- Directed by: Kurt Maetzig
- Written by: Kurt Maetzig Berta Waterstradt
- Produced by: Karl Schulz
- Starring: Camilla Spira
- Cinematography: Friedl Behn-Grund Karl Plintzner
- Edited by: Ilse Voigt
- Production company: DEFA
- Distributed by: Progress Film
- Release date: 8 July 1949;
- Running time: 100 minutes
- Country: Soviet Occupation Zone
- Language: German

= Girls in Gingham =

1949 film

Girls in Gingham (Die Buntkarierten; literally, The Checkered Ones)—sometimes called Beaverskin—is a 1949 German drama film directed by Kurt Maetzig.

==Plot==
In 1884, Guste is born as the illegitimate daughter of a maid. She marries a worker named Paul; her mistress gives her a set of common, checkered mattresses as a wedding gift. During the First World War, Paul is called to the front, and she remains alone with their children and works in a munitions factory. When she realizes how the capital of the great industry magnates had caused the war in the first place, Guste resigns and begins cleaning houses for a living. When the Nazis take over, Paul is fired from his job for being a trade-unionist, and dies. At the Second World War, their children are killed in a bombing. Gusta's granddaughter, Christel, is the only family she has now. After the war, as Christel is about to attend university - the first member of the family to have ever done so - her grandmother sews her a new dress from the old mattresses and tells her to always fight for peace and freedom.

==Production==
The script was adapted by author Berta Waterstradt from her successful radio drama, During the Blackout, which was broadcast in the Berlin Radio. Waterstradt's screenplay was rejected by DEFA at first. Director Kurt Maetzig decided to film her script only after he realized he will not be able to create a picture based on a novel by Eduard Claudius.

The work on Girls in Gingham was relatively free from censure. It was created at the time before the Tito-Stalin Split and the founding of the German Democratic Republic forced strict censure on DEFA; according to Maetzig, the Soviet occupation authorities were determined not to force a USSR-style system on their subjects, but to allow them to develop their own model of Socialism. Although the censors did criticize several points in the plot, like presenting the Proletariate worker Paul as rather passive, Maetzig and Waterstradt refused to make any amendments. The director also told he was influenced by Bertolt Brecht's disapproval from his last picture, Marriage in the Shadows, which the latter described as "utter kitsch", and wished to avoid making an overly didactic movie. Mark Silbermann claimed that the film was generally made in style reminiscent of Brecht's works during the 1920s.

Girls in Gingham was leading actress' Camilla Spira first role on screen since she was banned from working in cinema at 1935.

==Reception==
The film had its premier in East Berlin's Babylon Cinema, and sold 4,175,228 tickets. For their work on the picture, Maetzig, Waterstradt, Spira and cinematographer Friedl Behn-Grund were all awarded the National Prize, 2nd degree, at 25 August 1949. It was also entered into the 1949 Cannes Film Festival.

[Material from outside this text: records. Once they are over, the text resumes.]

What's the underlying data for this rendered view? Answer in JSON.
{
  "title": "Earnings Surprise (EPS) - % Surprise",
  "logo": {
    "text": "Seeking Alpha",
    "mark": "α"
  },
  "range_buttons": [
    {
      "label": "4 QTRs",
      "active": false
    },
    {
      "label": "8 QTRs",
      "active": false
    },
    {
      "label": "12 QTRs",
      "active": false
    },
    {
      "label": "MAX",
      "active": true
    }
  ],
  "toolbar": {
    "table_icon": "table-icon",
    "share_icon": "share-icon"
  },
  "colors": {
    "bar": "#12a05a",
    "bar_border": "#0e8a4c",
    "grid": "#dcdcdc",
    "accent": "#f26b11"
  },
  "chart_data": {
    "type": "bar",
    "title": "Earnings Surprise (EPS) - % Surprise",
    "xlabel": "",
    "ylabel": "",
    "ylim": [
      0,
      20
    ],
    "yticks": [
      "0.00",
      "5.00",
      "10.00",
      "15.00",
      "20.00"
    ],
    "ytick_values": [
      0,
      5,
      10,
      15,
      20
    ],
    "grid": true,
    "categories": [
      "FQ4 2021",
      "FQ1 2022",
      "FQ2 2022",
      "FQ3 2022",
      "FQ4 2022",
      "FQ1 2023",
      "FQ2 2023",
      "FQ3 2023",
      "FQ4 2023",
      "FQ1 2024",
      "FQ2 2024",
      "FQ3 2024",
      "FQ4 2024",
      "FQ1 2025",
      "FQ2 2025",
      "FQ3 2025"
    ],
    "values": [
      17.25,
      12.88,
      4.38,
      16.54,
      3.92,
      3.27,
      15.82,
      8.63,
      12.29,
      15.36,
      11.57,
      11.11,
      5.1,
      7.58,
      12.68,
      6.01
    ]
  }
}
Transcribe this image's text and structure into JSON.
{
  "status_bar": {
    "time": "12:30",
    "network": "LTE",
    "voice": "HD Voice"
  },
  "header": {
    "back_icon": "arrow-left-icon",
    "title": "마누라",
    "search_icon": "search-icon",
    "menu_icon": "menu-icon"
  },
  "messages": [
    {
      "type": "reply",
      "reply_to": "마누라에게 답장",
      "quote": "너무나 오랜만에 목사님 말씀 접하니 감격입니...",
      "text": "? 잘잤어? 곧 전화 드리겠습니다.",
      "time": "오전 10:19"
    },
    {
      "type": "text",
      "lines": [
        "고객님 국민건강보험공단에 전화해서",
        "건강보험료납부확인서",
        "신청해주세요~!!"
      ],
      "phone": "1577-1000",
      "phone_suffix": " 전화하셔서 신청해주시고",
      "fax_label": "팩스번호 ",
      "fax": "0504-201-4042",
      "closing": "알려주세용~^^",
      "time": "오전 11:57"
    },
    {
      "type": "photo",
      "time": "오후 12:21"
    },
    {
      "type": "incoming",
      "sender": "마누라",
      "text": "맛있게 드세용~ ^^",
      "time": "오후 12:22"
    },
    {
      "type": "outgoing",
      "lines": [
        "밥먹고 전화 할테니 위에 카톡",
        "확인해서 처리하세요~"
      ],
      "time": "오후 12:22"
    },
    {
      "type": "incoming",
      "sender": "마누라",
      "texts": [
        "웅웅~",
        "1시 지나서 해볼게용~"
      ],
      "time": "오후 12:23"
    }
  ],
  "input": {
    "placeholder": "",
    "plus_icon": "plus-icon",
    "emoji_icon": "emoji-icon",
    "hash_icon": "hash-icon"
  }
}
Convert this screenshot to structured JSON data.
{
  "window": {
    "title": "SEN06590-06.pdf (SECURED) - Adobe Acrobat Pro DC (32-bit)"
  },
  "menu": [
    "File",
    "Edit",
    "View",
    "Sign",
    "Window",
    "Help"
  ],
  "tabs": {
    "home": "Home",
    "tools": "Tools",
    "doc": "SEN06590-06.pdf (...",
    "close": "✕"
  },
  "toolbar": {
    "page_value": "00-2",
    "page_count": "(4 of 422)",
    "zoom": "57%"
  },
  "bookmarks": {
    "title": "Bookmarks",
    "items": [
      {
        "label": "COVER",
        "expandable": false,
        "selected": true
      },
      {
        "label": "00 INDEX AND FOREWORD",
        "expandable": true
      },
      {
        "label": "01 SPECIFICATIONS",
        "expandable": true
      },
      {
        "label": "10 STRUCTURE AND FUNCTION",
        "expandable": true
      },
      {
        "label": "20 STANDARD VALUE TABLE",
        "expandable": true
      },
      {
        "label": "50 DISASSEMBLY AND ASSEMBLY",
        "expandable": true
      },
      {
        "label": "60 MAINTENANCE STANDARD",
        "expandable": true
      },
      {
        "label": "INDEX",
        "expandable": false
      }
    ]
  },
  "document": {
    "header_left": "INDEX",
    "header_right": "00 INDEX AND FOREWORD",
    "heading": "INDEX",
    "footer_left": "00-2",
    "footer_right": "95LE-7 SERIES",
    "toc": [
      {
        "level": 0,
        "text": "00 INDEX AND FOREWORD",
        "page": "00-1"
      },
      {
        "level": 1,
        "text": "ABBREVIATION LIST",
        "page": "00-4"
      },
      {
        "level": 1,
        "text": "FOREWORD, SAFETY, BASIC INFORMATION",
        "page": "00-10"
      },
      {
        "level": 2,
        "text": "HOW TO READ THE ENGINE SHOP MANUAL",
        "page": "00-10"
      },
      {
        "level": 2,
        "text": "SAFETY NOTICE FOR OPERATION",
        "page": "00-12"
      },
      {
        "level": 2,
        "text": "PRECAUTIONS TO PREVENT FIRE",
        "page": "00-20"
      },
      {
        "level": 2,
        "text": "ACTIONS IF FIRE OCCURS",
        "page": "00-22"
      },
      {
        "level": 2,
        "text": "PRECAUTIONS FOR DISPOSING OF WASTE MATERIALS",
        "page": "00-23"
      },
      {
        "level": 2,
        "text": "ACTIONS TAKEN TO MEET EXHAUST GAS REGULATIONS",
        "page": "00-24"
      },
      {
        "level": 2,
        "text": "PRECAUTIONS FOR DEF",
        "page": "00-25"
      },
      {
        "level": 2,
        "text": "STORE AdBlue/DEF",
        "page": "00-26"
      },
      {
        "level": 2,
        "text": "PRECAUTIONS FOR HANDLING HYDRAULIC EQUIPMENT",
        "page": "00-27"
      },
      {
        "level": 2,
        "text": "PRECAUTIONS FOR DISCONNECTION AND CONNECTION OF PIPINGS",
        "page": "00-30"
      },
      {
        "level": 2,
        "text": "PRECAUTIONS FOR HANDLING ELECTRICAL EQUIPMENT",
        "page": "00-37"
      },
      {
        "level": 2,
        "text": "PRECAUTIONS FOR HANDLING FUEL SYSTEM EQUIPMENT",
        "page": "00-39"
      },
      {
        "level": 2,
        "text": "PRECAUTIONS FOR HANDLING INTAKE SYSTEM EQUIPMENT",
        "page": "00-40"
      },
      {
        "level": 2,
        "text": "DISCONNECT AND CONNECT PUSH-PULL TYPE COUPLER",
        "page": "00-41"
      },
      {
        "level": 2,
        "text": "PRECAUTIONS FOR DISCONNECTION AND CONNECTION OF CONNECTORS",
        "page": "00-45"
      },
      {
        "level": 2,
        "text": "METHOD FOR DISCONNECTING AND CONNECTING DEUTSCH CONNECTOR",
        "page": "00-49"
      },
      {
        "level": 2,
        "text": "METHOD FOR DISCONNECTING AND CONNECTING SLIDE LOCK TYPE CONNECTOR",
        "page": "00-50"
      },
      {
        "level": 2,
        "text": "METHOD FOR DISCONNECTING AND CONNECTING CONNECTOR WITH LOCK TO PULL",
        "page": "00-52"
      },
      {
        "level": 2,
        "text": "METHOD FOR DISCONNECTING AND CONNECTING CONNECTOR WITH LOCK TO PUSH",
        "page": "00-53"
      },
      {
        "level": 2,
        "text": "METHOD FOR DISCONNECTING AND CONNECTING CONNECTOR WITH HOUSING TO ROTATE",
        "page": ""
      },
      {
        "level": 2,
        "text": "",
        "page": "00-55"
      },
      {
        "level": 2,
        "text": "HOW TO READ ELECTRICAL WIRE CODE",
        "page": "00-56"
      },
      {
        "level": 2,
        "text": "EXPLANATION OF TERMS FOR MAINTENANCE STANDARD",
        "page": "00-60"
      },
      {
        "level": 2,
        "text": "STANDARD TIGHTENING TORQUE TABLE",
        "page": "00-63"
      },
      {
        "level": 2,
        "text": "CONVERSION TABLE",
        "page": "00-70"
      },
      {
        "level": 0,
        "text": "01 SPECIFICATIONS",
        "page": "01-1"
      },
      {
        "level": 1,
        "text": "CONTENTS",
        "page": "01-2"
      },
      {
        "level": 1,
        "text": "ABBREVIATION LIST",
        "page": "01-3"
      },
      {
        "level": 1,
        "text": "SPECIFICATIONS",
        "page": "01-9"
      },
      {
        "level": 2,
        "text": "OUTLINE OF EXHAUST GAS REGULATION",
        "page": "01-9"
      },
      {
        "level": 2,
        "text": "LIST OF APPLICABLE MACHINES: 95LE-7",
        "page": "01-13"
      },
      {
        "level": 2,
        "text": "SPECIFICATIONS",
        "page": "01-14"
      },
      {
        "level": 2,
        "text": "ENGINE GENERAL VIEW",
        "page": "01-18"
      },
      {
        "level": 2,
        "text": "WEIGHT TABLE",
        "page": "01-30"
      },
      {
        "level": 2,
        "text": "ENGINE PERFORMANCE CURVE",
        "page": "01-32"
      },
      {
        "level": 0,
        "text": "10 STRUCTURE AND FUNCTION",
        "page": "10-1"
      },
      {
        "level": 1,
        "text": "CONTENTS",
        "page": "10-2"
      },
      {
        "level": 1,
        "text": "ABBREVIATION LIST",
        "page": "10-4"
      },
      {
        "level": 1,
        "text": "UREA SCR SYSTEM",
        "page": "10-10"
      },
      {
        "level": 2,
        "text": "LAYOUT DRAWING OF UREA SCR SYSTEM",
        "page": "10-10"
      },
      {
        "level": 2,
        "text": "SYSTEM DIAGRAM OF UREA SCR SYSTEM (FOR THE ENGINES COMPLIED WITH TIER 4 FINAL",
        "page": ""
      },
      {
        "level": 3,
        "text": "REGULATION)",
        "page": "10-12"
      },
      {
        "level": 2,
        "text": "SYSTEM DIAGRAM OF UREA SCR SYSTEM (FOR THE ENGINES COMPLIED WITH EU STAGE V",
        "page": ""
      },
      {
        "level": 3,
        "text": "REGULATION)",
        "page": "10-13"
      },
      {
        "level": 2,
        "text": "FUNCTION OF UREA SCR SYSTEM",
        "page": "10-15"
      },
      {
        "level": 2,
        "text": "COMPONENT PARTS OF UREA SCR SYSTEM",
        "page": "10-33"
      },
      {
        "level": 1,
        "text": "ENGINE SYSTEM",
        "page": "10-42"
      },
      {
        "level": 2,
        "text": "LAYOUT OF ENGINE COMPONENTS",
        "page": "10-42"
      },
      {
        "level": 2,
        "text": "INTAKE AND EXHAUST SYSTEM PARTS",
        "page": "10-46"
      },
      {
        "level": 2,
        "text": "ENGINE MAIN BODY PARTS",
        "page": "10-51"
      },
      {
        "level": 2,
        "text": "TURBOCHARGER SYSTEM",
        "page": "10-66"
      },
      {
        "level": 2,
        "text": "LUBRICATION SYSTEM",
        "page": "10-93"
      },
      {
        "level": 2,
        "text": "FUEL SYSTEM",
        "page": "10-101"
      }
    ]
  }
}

Girls in Gingham received great acclaim in all sectors of Germany. the West German Der Spiegel praised it as one "made with spirit and wit" by Maetzig, who also "employed good actors". The magazine quoted favourable reviews by the American zone's Die Neue Zeitung, which described the film as "a great epic", as well as by the Socialist Unity Party of Germany's Neues Deutschland, the columnist of which "was absolutely approving of it".

Film scholars Miera and Antonin Liehm considered the ending of Girls in Gingham as "schematic", claiming that it foreshadowed the propagandistic style of his next work, The Council of the Gods. Author Nick Hodgin wrote that the film presented one of the earliest examples of a self-assured, female protagonist, which would become a token character in later DEFA films. Sabine Hake noted that while doing so in moderate style, the picture certainly promoted a Socialist message; Michael Geyer argued that it portrayed the Marxist-Leninist interpretation of German history, explaining the great events of the 20th century in this fashion. Still, the SED's cultural establishment later criticized The Beaverskin as lacking sufficient ideological commitment.